食肉処理場新設に対する国の補助金の増額を!

 1月17日付日本農業新聞の論説によると、「『食肉流通構造高度化、輸出拡大総合対策事業』には21億円を計上し、再編整備を後押しする」とありましたが、いま廃止が問題となっているさいたま食肉市場移設でも453億円が必要と試算されています。金額が少なすぎます。
 しかも同事業では採算ベースとして1日当たりの処理頭数が豚換算で700頭も必要とされる厳しい条件となっています。実態に応じた支援が必要です。

市で運営できないなら県や国で運営存続を

 さいたま市は、廃止の理由の一つとして「市内の畜産農家が少ない」ことをあげていますが、それならば国や埼玉県で補助金・出資金を出して運営をすれば良いと思います。
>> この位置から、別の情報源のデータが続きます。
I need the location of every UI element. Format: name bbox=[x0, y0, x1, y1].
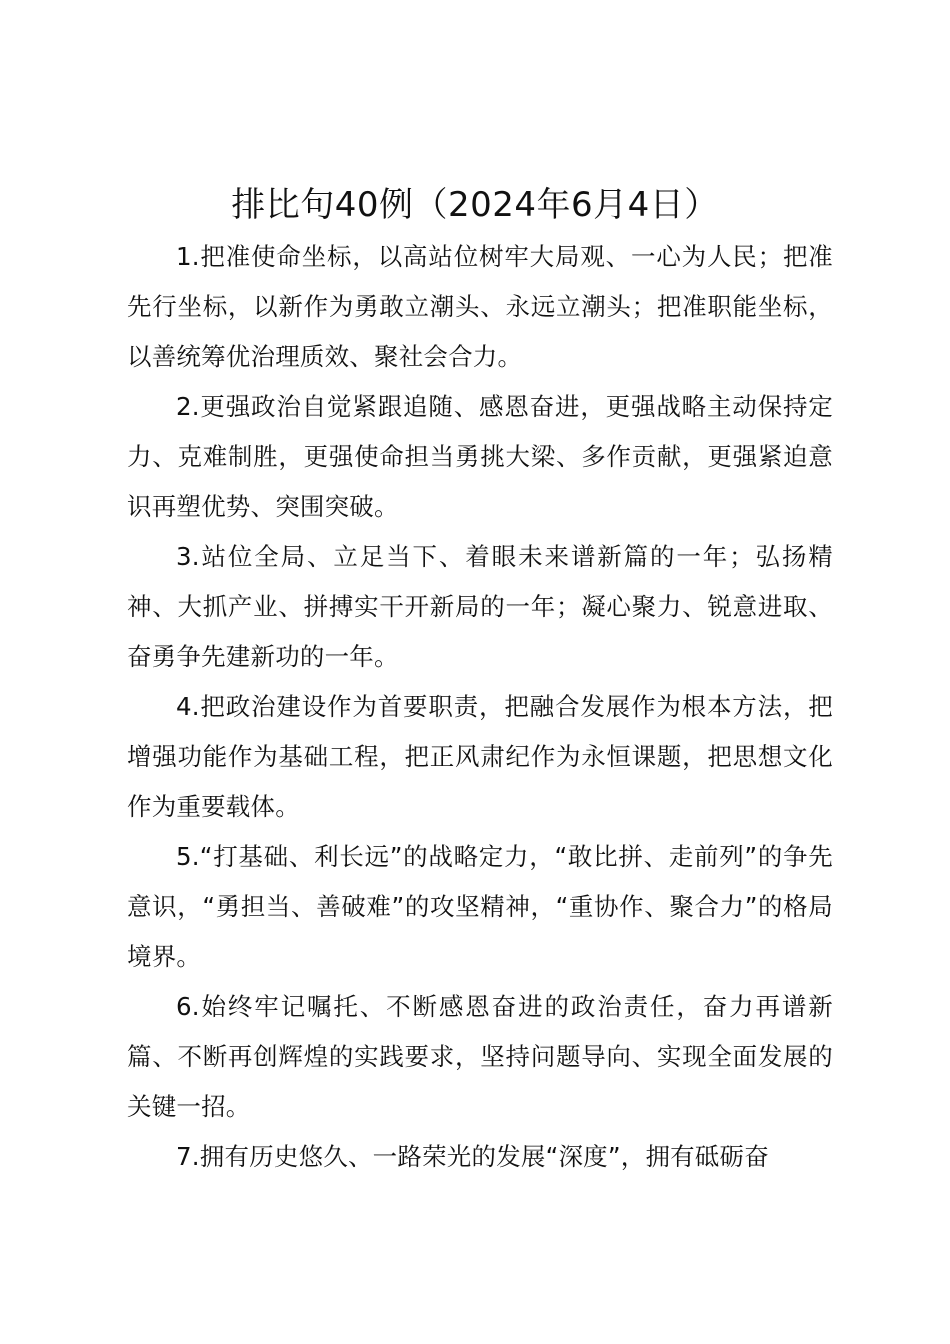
paragraph-3: 3.站位全局、立足当下、着眼未来谱新篇的一年；弘扬精神、大抓产业、拼搏实干开新局的一年；凝心聚力、锐意进取、奋勇争先建新功的一年。 bbox=[127, 542, 833, 671]
paragraph-7: 7.拥有历史悠久、一路荣光的发展“深度”，拥有砥砺奋 bbox=[176, 1142, 769, 1171]
paragraph-2: 2.更强政治自觉紧跟追随、感恩奋进，更强战略主动保持定力、克难制胜，更强使命担当勇挑大梁、多作贡献，更强紧迫意识再塑优势、突围突破。 bbox=[127, 392, 833, 521]
paragraph-5: 5.“打基础、利长远”的战略定力，“敢比拼、走前列”的争先意识，“勇担当、善破难”的攻坚精神，“重协作、聚合力”的格局境界。 bbox=[127, 842, 833, 971]
paragraph-1: 1.把准使命坐标，以高站位树牢大局观、一心为人民；把准先行坐标，以新作为勇敢立潮头、永远立潮头；把准职能坐标，以善统筹优治理质效、聚社会合力。 bbox=[127, 242, 833, 371]
paragraph-4: 4.把政治建设作为首要职责，把融合发展作为根本方法，把增强功能作为基础工程，把正风肃纪作为永恒课题，把思想文化作为重要载体。 bbox=[127, 692, 833, 821]
document-title: 排比句40例（2024年6月4日） bbox=[231, 185, 719, 225]
document-body bbox=[127, 232, 833, 1182]
paragraph-6: 6.始终牢记嘱托、不断感恩奋进的政治责任，奋力再谱新篇、不断再创辉煌的实践要求，坚持问题导向、实现全面发展的关键一招。 bbox=[127, 992, 833, 1121]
「群馬県食肉卸売市場」の株主は、全農、農畜産業振興機構、群馬県、玉村町、佐波伊勢崎農協、JAくみあい飼料、群馬県食肉連、群馬県家畜商などで構成されています。

国はと畜場の運営に責任を持て!

 2020年の「卸売市場法」の改定により、中央卸売市場の廃止が大臣の「許可」から「通知」のみで可能となってしまいました。これもさいたま市場廃止方針が出された原因の一つと市は説明しています。
 国・県・市町村が責任を放棄し、民間任せにしようとしています。畜産業と食肉の安定供給を守っていくためにも公設・公営の卸売市場の存続がどうしても必要です。